RMT slams “pathetic” fine handed out to contractor after rail worker death
RAIL UNION RMT today slammed as “pathetic” and “wholly inadequate” a fine handed out to a major rail construction company for a series of failures that led to the avoidable death of one of their workers
Carillion Construction Ltd has been fined £200,000 and ordered to pay costs of £36,570.39 following a prosecution brought by the Office of Rail and Road (ORR) for breaching health and safety laws which led to the death of a Scott Dobson. On 4 December 2012, Scott, from Doncaster, was carrying out maintenance work near Saxilby, Lincolnshire, when he was struck by a passing train.

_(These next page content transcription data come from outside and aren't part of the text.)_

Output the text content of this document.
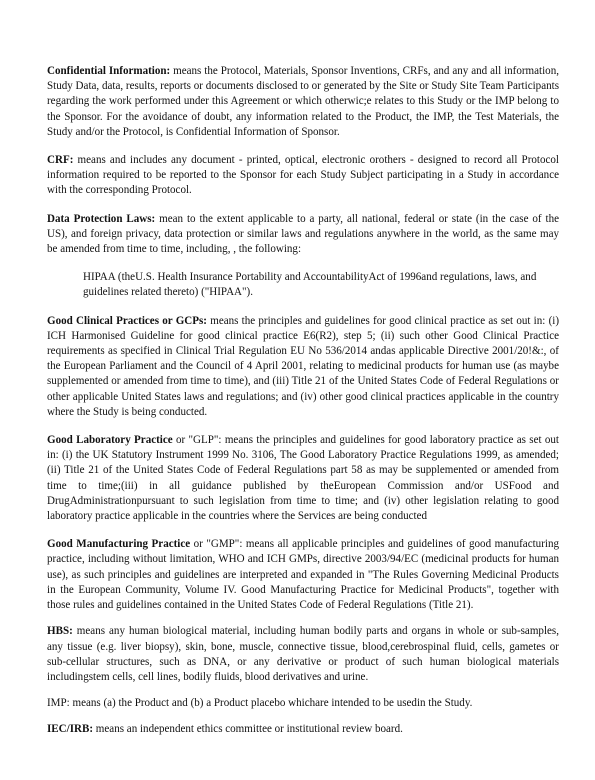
Confidential Information: means the Protocol, Materials, Sponsor Inventions, CRFs, and any and all information, Study Data, data, results, reports or documents disclosed to or generated by the Site or Study Site Team Participants regarding the work performed under this Agreement or which otherwic;e relates to this Study or the IMP belong to the Sponsor. For the avoidance of doubt, any information related to the Product, the IMP, the Test Materials, the Study and/or the Protocol, is Confidential Information of Sponsor.

CRF: means and includes any document - printed, optical, electronic orothers - designed to record all Protocol information required to be reported to the Sponsor for each Study Subject participating in a Study in accordance with the corresponding Protocol.

Data Protection Laws: mean to the extent applicable to a party, all national, federal or state (in the case of the US), and foreign privacy, data protection or similar laws and regulations anywhere in the world, as the same may be amended from time to time, including, , the following:

HIPAA (theU.S. Health Insurance Portability and AccountabilityAct of 1996and regulations, laws, and guidelines related thereto) ("HIPAA").

Good Clinical Practices or GCPs: means the principles and guidelines for good clinical practice as set out in: (i) ICH Harmonised Guideline for good clinical practice E6(R2), step 5; (ii) such other Good Clinical Practice requirements as specified in Clinical Trial Regulation EU No 536/2014 andas applicable Directive 2001/20!&:, of the European Parliament and the Council of 4 April 2001, relating to medicinal products for human use (as maybe supplemented or amended from time to time), and (iii) Title 21 of the United States Code of Federal Regulations or other applicable United States laws and regulations; and (iv) other good clinical practices applicable in the country where the Study is being conducted.

Good Laboratory Practice or "GLP": means the principles and guidelines for good laboratory practice as set out in: (i) the UK Statutory Instrument 1999 No. 3106, The Good Laboratory Practice Regulations 1999, as amended; (ii) Title 21 of the United States Code of Federal Regulations part 58 as may be supplemented or amended from time to time;(iii) in all guidance published by theEuropean Commission and/or USFood and DrugAdministrationpursuant to such legislation from time to time; and (iv) other legislation relating to good laboratory practice applicable in the countries where the Services are being conducted

Good Manufacturing Practice or "GMP": means all applicable principles and guidelines of good manufacturing practice, including without limitation, WHO and ICH GMPs, directive 2003/94/EC (medicinal products for human use), as such principles and guidelines are interpreted and expanded in "The Rules Governing Medicinal Products in the European Community, Volume IV. Good Manufacturing Practice for Medicinal Products", together with those rules and guidelines contained in the United States Code of Federal Regulations (Title 21).

HBS: means any human biological material, including human bodily parts and organs in whole or sub-samples, any tissue (e.g. liver biopsy), skin, bone, muscle, connective tissue, blood,cerebrospinal fluid, cells, gametes or sub-cellular structures, such as DNA, or any derivative or product of such human biological materials includingstem cells, cell lines, bodily fluids, blood derivatives and urine.

IMP: means (a) the Product and (b) a Product placebo whichare intended to be usedin the Study.

IEC/IRB: means an independent ethics committee or institutional review board.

As part of its statutory duties, ORR investigated and found a series of failings in Carillion’s planning and management of the work. Only one of the two railway lines had been blocked while maintenance was being done, whereas both lines should have been closed, to minimise the possibility of workers being struck by passing trains.
Carillion Construction Ltd pleaded guilty at Lincolnshire Magistrates’ Court.
Ian Prosser, HM Chief Inspector of Railways told the press:
“This accident was wholly avoidable, had Carillion Construction Ltd followed health and safety rules set out for the railways. Our sympathies are with Mr Dobson’s family.
“The safety of workers and passengers is a top priority for the regulator, which is why ORR inspectors are out on the railway daily, monitoring to ensure safety isn’t compromised.”
RMT General Secretary Mick Cash said:
“A fine of £200,000 to a giant company like Carillion is peanuts and will be written off as petty cash. This is a pathetic and wholly inadequate penalty for a series of corporate errors that led to the wholly avoidable death of Scott Dobson.
“This tragedy must serve as a wake-up call to Network Rail and our industry as a whole. The culture of contracting and casualisation on our railways means that corners are being cut and safety compromised. That cash-led gambling with rail workers’ lives has to stop and should be called to a halt right now before we have more avoidable deaths on our hands.”